Lesson #2 – change the way it thinks #
The second is that you’re not primarily trying to change the way the organisation works, you’re trying to change the way it thinks. And it’s a stubborn old thing with lots of inertia to overcome. So start small – one team, empowered to work differently.
It’s highly likely that an organisation still working in the ‘old way’ I described will not have good practitioners in user research, product management, design, content, agile delivery and so on. So to begin with you’ll probably need to bring in experts from outside who can demonstrate what good looks like in each of the necessary disciplines.
These experts should want to transfer their knowledge to suitably adept people already in your organisation as quickly as possible, then either join your organisation permanently or get the hell out. Any ‘expert’ who keeps all the secret knowledge to themselves and wishes to feather their nest for as long as possible should be unceremoniously removed from the organisation as quickly as possible.
Don’t focus on processes as these are not what drive success in themselves. Rather the processes will emerge naturally as people in the organisation realise that to achieve the desired outcome, they need to work in a different way. And sure, you can draw on existing methodologies when appropriate to do so, but this needs to be done with the understanding of their underlying principles, so you can have the knowledge to apply the right tool for the job.
Lesson #3 – change is fragile #
The third lesson is that transformation of this kind is fragile and has the potential to be derailed if it’s not shielded from attack, even when it’s been working well for a number of years. You need a suitably-senior champion to cheerlead, defend and occasionally apologise for you, while you and your team get on with the task of learning and sharing a new way of working as you go along.

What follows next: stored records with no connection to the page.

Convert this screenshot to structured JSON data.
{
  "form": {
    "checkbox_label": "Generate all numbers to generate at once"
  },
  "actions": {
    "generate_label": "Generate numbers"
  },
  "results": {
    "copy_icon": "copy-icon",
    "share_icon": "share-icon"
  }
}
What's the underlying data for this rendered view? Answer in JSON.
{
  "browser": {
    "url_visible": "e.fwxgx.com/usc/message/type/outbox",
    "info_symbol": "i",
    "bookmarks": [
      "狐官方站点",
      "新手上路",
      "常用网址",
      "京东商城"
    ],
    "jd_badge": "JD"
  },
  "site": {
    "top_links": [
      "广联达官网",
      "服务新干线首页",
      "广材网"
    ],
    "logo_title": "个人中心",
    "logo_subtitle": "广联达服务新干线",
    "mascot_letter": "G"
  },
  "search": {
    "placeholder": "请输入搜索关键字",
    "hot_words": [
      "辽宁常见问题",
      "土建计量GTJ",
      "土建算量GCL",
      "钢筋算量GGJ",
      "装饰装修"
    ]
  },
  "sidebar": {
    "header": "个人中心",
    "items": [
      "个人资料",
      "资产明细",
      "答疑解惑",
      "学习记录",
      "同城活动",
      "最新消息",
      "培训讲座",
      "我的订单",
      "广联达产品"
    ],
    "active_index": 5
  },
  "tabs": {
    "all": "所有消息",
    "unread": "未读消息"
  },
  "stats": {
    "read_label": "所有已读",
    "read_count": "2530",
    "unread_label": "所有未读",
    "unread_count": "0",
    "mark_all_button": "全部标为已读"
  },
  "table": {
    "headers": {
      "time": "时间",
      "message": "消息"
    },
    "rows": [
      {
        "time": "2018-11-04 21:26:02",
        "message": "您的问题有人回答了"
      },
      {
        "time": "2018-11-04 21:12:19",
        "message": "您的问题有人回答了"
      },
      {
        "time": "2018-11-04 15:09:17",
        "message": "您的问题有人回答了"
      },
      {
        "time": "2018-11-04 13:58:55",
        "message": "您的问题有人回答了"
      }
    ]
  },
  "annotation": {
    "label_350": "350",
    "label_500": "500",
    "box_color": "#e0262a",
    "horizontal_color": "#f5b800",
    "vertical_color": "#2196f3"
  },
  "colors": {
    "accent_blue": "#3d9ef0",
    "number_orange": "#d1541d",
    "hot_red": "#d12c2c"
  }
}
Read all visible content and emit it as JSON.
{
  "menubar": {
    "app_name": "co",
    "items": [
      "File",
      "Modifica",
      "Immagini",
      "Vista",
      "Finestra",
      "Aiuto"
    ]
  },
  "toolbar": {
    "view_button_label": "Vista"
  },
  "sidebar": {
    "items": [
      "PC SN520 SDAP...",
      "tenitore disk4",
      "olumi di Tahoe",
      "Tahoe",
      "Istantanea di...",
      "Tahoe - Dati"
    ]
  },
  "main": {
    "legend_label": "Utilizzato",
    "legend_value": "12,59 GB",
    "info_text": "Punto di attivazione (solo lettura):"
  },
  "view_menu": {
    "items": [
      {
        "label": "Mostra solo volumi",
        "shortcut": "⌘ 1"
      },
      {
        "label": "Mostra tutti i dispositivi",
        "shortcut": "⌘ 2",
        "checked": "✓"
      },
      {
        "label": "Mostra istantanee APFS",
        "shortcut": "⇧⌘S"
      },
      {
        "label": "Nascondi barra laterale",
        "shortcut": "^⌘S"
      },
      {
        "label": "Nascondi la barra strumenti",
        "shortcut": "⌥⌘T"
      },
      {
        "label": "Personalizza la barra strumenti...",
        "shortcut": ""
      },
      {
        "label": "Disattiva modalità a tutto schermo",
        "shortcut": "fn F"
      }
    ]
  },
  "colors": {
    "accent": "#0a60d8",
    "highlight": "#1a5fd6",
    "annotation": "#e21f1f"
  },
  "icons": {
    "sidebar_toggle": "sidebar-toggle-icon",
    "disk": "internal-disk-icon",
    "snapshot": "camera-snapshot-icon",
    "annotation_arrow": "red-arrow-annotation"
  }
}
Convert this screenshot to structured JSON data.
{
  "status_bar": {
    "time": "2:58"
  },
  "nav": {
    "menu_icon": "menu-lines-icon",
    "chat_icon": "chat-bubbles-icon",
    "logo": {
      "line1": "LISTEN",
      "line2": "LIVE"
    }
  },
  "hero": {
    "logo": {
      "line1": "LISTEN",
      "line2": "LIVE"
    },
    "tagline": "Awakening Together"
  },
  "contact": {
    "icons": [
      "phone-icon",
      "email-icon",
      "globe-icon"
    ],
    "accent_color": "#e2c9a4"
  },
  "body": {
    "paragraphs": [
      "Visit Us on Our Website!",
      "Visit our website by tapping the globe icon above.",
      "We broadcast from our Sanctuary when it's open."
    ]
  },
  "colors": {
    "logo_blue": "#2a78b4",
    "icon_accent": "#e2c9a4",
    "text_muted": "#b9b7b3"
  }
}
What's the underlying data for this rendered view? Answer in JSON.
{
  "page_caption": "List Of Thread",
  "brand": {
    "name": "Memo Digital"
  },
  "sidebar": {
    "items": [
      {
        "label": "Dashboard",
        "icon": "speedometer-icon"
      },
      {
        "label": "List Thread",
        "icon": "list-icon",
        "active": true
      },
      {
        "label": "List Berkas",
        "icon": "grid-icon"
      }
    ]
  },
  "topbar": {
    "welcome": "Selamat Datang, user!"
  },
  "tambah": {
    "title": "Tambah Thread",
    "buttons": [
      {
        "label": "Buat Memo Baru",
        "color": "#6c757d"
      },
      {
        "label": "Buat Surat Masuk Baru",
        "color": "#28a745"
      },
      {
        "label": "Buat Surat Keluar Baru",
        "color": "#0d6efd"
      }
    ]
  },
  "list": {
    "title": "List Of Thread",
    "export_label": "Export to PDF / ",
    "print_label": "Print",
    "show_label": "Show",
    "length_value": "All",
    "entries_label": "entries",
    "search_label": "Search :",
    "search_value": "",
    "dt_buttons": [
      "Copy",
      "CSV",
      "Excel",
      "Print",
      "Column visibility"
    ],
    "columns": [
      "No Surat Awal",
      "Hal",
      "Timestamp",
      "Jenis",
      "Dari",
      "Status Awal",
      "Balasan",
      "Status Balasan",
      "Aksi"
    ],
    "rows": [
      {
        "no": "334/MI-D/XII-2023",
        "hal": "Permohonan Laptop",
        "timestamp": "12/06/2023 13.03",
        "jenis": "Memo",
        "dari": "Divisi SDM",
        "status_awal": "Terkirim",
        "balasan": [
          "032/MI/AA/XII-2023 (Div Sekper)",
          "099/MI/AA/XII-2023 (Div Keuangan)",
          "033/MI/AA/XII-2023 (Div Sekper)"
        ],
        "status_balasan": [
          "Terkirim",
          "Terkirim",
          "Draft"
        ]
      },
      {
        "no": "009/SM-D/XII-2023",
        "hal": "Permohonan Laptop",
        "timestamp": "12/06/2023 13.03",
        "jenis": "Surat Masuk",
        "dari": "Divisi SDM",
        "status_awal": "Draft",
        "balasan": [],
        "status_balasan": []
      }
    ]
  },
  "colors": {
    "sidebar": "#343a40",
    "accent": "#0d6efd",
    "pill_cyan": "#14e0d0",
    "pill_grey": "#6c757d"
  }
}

As you can imagine, there’s plenty more I could talk about on the points above, and loads that I’ve not even had space to mention yet. Thankfully, all of this is not locked up in my head. There’s a lot that you can learn from reading the various government technology blogs and the Government Service Design Manual. It’s not that GDS, MoJ and other government departments have been the first organisations to work in this way (far from it), but they have done an exceptional job of sharing what they’ve learned.
I hope all of that is useful. Let me know if I can help further.